After 8 years living with her, Bibi knows she never washes her hands after toileting, and rarely wears knickers. No wonder he is a fiend with disinfectants. Guarateed the man had the lysol wipes out and cleaning down every surface she touched as soon as she left. I would have been obvious about doing it whenever she moved, just to make the statement that she's a one woman biohazard that isn't welcome.
 
I’m Team Win Bibi Back, personally.
Not sure if she's quite detached from reality enough yet to entertain this as a realistic option, but I'd certainly love to watch her moronic attempts and related delusions ("He was my soulmate after all, and I know he wants me back. I just know it. He just needs to let me into the apartment one more time...").

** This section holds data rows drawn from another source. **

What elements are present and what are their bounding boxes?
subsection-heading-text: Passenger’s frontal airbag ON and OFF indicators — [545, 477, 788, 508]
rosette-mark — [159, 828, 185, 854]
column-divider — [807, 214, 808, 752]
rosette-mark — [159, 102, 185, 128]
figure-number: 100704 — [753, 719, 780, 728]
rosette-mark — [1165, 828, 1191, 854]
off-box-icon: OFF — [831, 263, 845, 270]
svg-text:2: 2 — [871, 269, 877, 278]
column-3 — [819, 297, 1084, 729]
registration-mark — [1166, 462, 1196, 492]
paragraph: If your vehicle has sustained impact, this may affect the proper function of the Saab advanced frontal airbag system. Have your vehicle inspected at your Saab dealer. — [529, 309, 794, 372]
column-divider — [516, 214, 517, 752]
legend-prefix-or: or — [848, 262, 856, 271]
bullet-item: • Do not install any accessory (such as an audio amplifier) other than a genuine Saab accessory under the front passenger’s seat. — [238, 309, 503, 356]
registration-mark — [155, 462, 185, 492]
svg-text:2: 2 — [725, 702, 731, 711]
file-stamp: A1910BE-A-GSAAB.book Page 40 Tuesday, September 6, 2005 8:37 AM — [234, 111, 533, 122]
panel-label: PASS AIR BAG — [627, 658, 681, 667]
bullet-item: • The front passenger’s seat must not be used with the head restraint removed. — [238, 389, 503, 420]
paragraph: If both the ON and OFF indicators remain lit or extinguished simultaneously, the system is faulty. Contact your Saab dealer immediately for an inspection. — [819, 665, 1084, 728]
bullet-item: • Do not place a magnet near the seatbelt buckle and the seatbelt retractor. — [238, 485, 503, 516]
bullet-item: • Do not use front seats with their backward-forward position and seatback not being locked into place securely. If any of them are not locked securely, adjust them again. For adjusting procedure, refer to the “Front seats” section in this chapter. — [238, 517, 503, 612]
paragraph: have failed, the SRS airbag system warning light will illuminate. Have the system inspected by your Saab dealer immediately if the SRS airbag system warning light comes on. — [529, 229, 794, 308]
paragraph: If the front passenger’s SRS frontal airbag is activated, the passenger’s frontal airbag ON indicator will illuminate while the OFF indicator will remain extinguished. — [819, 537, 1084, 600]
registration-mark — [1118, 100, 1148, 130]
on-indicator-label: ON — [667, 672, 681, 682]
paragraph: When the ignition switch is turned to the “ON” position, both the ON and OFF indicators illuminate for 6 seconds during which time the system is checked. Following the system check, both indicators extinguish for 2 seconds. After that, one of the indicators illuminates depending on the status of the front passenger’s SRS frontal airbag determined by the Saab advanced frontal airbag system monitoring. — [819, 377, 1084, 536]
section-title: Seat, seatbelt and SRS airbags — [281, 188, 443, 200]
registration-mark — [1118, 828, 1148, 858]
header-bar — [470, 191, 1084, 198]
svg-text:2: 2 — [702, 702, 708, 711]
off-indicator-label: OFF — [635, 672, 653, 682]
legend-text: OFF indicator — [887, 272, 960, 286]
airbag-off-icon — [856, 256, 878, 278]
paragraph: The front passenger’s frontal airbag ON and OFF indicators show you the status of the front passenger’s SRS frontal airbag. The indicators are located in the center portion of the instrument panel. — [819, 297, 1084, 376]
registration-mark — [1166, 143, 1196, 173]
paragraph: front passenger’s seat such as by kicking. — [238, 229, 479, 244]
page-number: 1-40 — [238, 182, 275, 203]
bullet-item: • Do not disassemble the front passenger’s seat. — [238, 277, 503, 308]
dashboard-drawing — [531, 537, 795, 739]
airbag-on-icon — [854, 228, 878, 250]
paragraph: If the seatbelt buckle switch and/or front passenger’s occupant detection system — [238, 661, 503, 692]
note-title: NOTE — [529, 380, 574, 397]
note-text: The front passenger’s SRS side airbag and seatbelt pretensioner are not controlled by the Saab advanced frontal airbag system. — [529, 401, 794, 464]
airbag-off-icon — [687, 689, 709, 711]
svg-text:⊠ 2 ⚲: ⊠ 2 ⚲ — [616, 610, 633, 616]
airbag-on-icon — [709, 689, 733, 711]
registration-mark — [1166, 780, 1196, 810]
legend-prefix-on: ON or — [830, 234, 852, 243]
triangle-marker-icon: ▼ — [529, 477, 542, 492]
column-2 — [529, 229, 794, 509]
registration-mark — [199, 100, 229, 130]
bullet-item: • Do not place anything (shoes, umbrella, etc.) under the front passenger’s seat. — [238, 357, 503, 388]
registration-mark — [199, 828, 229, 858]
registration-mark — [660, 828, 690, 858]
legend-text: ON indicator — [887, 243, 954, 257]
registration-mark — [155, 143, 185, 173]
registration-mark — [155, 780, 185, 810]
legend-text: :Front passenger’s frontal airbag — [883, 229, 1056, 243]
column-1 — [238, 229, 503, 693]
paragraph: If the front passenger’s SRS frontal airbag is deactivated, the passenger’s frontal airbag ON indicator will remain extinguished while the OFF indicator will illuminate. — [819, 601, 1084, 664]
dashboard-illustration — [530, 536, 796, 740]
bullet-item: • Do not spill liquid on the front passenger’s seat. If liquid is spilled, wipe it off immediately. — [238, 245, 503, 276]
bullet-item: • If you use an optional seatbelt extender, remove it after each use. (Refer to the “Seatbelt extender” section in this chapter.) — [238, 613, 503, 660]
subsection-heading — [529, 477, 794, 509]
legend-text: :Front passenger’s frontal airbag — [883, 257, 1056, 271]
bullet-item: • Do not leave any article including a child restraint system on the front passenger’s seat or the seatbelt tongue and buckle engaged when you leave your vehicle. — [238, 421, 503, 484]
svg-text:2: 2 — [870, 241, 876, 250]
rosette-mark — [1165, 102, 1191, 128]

It's all for naught, though. No chance in hell he's taking her back, even as a "roommate". While I'm not as much of a Bibi fan as some others (I feel like there just has to be something hideously wrong with you when you not only shack up with Chantal, but then proceed to endure and passively enable her for years and years), I've always thought of him as one thing: a mostly very normal, baseline functioning adult, and as such, he's just not self-destructively retarded enough to repeat such a grave mistake within a year's time. Especially not now that he's got another taste of the single life, which in his case means being able to breathe in his own apartment without gagging, having the food he put in the fridge last night still be there in the morning, and getting a good night's sleep without waking up to the noises of someone screeching SHAAAAM and wheezing uncontrollably at a particularly funny fart they just squeezed out in front of a worldwide audience while inhaling a serving tray of Goopy Carbonara.

It really would be fucking funny, though.